Themenstarteram 12. April 2016 um 17:46

Hallo,

ich habe noch ein "verwaistes" Fahrzeug, dass nur 2.000km im Jahr genutzt wird, ansonsten steht es in der Garage herum. Über den Winterzeitraum ist der Akku ausgebaut und wird geladen, im Betriebszeitraum (Apr-Okt) nicht.

Da der Akku etwas angeschlagen ist kann es durchaus vorkommen, dass nach 10-14 Tagen Standzeit der Anlasser nur schwach durchgedreht wird. Nun kam mir die Idee, weil ich hier noch einen sehr großen stehen habe, immer wieder diesen mit Starthilfekabel an die verbaute zu hängen, damit diese die Entladung kompensiert.

Strom gibt es in der Garage nicht und ausbauen möchte ich sie ungern, da ich den Trip-Zähler nicht genullt haben will.

Schnapsidee oder machbar?

Der große Akku passt leider von den Abmessungen her nicht ein, sonst wäre er drin. (wenn ich dann fahre, dann schon so 100km am Stück)

Beste Antwort im Thema

Zitat:

@Guido_K schrieb am 13. April 2016 um 20:08:16 Uhr:

Zitat:

@Gedoensheimer schrieb am 13. April 2016 um 19:52:50 Uhr:

E-Technik-Fragen sind hier immer ein Volltreffer.......

*GRÖHL* :D

Im Prinzip ist das ja nicht verkehrt, wenn man verschiedene Sichtweisen und Lösungsansätze hört/liest, nur irgendwann werden bestimmte Themen derart verwissenschafftlicht und zerpflückt und bis in die allerletzte Ritze beleuchtet und argumentiert und gegenargumentiert, daß man als Laie, der eigentlich "nur" eine halbwegs tragfähige und praktikable "quick and dirty"-Lösung sucht, vollkommen aufgeschmissen und unsicherer ist als vorher! :eek:

...geht zumindest mir so!

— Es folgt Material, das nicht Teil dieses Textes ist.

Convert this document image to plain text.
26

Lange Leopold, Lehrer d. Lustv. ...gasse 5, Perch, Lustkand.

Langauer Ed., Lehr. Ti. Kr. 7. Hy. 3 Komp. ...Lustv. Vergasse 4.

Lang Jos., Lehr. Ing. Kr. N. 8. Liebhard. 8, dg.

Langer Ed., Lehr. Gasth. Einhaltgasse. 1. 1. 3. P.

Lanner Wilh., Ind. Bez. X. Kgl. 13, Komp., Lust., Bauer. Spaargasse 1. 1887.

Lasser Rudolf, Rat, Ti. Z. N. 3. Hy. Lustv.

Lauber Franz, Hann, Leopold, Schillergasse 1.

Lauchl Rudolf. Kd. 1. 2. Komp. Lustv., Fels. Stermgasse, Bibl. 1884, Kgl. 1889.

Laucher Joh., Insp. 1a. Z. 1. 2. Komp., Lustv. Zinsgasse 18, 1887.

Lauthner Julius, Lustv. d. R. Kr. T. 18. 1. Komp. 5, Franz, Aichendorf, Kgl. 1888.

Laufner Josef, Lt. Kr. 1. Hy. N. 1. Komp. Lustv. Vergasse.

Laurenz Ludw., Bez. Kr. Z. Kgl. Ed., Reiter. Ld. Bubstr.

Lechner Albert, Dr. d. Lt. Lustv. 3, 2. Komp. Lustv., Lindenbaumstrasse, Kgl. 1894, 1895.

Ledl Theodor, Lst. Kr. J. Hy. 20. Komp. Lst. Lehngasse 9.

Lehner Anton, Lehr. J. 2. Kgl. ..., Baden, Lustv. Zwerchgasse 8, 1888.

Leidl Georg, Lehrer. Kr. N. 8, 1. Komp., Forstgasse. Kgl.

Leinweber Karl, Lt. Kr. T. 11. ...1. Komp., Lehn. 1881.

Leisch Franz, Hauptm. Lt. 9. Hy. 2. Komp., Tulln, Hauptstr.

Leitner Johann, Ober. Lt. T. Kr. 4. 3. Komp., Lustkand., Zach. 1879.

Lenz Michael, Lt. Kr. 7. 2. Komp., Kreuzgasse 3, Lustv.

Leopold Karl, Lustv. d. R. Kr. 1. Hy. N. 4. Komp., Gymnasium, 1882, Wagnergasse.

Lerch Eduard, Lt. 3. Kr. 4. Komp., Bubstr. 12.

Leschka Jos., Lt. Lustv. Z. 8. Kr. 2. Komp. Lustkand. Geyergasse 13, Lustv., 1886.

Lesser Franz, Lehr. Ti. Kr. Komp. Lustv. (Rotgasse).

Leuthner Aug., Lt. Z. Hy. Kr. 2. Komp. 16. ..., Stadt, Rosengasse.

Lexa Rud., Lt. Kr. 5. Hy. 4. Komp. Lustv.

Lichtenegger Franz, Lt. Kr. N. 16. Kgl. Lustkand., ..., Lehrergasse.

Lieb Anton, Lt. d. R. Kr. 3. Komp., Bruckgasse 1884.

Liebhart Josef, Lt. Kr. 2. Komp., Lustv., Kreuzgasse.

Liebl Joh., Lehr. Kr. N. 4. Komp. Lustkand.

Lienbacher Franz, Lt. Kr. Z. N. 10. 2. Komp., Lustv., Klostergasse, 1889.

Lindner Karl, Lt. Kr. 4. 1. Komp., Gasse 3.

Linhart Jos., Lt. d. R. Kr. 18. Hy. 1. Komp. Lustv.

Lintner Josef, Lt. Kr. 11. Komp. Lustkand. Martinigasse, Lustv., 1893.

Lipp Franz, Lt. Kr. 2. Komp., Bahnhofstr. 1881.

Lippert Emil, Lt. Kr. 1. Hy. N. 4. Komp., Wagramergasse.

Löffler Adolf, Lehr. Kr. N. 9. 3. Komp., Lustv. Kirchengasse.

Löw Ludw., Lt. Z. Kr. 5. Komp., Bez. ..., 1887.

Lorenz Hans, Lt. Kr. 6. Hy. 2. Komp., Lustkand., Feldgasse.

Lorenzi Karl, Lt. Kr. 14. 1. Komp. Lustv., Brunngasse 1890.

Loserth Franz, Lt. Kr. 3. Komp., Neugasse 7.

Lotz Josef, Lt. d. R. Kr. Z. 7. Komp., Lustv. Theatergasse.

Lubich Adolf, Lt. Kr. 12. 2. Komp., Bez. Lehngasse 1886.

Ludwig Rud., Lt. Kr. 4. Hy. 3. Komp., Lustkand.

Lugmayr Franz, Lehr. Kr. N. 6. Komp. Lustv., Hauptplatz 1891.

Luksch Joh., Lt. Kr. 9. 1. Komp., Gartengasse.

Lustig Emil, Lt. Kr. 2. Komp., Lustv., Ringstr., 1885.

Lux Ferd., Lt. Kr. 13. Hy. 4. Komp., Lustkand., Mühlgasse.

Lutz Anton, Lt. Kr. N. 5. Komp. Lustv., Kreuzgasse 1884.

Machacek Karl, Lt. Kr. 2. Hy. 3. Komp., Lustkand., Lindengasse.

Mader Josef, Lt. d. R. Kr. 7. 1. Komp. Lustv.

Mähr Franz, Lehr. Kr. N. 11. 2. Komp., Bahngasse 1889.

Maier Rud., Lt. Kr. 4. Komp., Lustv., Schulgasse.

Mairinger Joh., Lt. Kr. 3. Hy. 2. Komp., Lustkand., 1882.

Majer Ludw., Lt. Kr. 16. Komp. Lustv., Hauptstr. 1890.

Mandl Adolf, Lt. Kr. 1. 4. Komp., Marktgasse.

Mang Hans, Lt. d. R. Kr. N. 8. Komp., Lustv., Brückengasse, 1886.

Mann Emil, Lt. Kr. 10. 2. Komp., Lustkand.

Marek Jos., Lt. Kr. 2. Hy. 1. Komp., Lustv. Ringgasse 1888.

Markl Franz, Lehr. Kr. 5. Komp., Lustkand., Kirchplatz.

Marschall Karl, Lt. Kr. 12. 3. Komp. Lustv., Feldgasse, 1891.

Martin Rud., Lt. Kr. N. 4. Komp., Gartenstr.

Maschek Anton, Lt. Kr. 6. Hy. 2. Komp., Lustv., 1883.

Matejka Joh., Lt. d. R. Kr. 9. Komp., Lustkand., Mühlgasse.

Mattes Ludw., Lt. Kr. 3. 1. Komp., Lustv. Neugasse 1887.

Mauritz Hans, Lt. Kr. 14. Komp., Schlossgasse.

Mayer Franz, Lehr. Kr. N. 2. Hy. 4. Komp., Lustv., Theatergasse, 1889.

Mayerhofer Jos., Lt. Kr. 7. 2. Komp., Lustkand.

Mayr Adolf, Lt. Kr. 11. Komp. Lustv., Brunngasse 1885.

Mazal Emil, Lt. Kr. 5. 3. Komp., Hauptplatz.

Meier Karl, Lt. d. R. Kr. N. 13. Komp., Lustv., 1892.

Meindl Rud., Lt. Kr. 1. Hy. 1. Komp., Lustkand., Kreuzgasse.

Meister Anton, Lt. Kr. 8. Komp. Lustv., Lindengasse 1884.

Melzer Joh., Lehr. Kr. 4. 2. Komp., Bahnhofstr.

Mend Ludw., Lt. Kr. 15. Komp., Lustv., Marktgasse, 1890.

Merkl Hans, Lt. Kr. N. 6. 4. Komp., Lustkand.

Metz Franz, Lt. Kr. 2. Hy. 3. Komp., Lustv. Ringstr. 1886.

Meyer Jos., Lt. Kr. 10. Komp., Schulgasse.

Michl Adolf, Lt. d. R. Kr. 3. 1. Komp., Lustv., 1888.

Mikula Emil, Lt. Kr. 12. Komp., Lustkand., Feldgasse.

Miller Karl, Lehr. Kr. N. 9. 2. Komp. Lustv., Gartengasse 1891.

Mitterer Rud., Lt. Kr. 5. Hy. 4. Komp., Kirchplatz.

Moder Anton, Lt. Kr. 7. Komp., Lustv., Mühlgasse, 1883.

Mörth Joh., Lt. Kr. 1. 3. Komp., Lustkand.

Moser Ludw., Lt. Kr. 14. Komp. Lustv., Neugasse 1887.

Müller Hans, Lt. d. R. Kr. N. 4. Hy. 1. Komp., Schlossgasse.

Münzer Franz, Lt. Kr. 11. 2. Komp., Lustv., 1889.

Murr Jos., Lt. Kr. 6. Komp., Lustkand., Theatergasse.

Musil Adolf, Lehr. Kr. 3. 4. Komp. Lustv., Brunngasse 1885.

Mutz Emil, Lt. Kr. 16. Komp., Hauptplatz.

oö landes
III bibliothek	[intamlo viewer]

Deswegen lese ich beispielsweise Threads zu Motoroel und Batterie-Ladegeräte schon garnicht mehr - man wird nur dümmer davon! :D

(ist aber kein MT-spezifisches Problem! ;) )

Leider ist das auf MT inzwischen bei jeder einfachen Frage so!

Frag mal im LKW Forum wie man am besten ein Arbeitslicht installiert. Da kriegst Du genau 1 brauchbare Antwort aber ein Dutzend die Dir die Rechtmaessigkeit abstreiten, mit TUV, Verlust der ABE, Polizei und Zuchthaus drohen, usw!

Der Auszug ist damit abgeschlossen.